How do you know if your color is off?
There are a few ways to know if your color is off. You can take a picture using the Macbeth Color Checker Chart as I did in the photo above. Then you can use the densitometer built into PhotoShop or Lightroom to compare each color patch the numbers for RGB.
Skin Tone: The telling sign of good color
The first giveaway to the human eye that the color is off will most likely be skin tone. Look at these photos here. I let the camera figure it out for the first one, which is acceptable on Auto White Balance. Look at the ones following.
There are times when a person is surrounded by dominate color, like a red wall. This will tell your camera that you are seeing in red light and will try an compensate giving your subject a cyan tone to their face.
I have done photo shoots where I used strobes and still needed to do a custom white balance because the ceiling, floor or walls were all creating a color cast that made the skins tones not look correct.

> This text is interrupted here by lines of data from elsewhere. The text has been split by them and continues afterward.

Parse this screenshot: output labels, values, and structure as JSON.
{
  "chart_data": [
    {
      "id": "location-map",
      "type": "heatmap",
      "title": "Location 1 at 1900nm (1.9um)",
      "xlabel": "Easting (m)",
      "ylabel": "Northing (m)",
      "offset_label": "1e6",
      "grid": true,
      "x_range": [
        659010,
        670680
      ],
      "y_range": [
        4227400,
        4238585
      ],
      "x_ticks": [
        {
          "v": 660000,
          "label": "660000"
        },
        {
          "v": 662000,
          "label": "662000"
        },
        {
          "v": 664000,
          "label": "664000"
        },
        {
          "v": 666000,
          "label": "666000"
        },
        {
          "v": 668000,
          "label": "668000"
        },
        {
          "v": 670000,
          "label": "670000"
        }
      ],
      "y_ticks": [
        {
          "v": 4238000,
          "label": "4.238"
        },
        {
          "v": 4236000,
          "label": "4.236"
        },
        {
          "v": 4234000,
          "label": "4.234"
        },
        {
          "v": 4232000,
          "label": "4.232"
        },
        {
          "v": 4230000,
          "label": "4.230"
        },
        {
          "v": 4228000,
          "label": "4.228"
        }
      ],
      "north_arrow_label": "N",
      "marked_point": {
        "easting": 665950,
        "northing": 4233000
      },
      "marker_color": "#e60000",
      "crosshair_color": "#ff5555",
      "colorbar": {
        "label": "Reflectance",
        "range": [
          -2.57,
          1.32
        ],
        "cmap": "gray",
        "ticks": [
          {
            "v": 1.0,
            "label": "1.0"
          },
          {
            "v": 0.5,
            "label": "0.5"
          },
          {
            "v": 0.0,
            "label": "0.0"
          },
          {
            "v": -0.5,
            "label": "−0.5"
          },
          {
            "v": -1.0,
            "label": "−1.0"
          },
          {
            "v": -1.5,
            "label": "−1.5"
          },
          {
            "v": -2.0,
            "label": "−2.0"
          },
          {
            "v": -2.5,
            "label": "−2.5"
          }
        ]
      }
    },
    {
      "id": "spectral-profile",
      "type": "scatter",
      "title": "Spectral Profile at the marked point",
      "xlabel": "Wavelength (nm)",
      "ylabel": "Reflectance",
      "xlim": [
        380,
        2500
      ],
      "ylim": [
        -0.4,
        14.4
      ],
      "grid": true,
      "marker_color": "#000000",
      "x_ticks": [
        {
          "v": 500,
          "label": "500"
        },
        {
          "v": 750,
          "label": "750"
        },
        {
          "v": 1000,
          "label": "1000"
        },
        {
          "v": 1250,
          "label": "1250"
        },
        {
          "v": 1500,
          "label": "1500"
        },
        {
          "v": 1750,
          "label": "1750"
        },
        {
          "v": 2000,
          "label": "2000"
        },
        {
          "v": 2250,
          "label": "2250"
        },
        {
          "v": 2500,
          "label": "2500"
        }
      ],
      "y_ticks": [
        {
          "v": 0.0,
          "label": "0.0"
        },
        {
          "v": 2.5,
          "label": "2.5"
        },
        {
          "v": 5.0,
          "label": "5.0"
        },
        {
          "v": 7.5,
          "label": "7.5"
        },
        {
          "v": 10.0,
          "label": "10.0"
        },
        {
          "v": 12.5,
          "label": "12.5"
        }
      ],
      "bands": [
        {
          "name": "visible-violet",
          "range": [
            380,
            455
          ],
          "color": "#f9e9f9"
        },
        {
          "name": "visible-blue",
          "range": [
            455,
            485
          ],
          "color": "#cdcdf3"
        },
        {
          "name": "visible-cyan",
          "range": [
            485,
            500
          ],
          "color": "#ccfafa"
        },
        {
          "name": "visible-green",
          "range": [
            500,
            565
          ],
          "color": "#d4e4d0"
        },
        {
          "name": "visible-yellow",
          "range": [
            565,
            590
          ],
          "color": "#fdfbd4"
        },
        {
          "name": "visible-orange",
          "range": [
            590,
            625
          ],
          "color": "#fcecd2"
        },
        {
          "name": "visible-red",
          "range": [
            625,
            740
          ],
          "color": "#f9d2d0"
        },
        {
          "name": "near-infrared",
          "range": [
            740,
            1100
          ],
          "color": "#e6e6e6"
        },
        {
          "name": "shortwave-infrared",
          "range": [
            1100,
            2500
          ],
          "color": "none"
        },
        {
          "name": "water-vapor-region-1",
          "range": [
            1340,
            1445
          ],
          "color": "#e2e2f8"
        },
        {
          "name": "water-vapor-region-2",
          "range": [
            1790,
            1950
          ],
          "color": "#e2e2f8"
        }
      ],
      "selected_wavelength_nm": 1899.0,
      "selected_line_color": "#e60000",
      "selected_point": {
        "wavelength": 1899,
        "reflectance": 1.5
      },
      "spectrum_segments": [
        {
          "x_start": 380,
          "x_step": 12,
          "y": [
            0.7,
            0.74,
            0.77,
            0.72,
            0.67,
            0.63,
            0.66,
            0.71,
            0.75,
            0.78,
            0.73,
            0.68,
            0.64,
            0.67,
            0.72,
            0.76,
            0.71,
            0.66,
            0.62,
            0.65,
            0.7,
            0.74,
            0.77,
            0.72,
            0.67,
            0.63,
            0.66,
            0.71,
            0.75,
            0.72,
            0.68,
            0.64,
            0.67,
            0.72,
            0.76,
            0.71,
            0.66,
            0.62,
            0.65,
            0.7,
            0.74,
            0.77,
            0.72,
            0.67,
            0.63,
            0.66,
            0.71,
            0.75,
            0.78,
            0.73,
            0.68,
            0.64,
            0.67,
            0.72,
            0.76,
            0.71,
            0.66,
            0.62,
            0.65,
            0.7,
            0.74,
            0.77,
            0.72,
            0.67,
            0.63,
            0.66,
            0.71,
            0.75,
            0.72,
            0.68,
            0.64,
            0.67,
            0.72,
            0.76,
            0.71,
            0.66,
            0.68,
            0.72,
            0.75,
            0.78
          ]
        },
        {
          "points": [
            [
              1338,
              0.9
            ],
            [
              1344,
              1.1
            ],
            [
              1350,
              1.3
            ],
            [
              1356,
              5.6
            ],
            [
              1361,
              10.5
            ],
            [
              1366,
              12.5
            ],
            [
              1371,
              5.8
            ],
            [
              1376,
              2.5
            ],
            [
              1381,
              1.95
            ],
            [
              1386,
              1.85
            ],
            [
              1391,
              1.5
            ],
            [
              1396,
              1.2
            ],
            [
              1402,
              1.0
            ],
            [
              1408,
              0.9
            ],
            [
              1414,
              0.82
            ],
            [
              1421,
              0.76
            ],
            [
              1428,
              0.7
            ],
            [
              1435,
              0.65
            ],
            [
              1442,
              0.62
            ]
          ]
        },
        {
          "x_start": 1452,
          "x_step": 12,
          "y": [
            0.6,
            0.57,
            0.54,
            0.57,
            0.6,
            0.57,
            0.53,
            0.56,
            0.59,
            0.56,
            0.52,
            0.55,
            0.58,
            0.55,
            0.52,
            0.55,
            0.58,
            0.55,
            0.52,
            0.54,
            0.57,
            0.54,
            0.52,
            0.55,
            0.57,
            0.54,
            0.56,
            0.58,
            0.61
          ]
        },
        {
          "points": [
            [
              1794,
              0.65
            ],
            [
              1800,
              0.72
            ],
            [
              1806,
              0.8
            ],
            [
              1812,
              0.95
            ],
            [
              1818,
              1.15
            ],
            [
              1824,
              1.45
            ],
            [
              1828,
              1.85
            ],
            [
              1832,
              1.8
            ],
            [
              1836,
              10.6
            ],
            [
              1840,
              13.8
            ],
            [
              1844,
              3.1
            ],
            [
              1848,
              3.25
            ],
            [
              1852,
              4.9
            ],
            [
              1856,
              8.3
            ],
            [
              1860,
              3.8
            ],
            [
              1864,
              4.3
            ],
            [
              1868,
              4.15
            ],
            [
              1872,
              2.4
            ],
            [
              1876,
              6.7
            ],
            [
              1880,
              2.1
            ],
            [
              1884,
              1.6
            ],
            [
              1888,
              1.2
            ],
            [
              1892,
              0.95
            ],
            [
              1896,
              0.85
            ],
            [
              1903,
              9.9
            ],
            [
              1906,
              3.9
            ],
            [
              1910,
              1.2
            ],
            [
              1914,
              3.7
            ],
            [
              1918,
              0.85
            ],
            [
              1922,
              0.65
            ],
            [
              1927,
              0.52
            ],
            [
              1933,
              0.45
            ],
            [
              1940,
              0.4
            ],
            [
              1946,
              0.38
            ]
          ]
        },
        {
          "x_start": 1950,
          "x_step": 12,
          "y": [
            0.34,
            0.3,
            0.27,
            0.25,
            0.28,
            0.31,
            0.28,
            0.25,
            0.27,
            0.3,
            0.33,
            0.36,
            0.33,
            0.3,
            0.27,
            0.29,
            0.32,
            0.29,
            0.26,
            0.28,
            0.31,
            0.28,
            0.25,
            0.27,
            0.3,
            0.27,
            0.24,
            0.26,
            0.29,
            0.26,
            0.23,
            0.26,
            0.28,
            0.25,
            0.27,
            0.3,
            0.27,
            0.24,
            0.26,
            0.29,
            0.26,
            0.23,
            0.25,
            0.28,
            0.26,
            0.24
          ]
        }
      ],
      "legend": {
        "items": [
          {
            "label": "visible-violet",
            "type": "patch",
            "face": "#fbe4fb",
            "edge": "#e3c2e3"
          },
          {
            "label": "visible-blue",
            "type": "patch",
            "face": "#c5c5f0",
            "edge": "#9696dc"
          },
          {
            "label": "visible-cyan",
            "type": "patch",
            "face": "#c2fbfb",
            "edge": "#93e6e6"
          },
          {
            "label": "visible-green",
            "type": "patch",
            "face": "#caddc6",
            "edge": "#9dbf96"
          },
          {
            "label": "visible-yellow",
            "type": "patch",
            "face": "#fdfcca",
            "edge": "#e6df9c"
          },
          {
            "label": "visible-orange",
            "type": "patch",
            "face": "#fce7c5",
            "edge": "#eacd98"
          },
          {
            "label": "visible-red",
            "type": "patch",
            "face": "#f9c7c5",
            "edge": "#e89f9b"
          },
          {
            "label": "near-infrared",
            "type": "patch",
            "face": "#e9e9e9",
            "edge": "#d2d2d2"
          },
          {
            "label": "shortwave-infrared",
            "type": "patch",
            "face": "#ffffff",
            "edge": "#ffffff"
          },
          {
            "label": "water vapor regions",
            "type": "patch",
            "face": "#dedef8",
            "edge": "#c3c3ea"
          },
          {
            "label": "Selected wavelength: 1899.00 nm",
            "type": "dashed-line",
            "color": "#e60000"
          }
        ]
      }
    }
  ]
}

You can find online skin tone swatches that you can compare a person's skin to an approximate ethnicity color swatch. The RGB value for Caucasian skin is: R:239, G:208, B:207. Now the numbers may be darker or lighter do the the light on the skin, but the numbers will generally go up and down uniformly.
Here is a link to the Curvemeister website showing you how to use the skin swatch system to see if you are close for the right white balance in a photograph.
My recommendation is to shoot RAW but in every situation always get a custom white balance.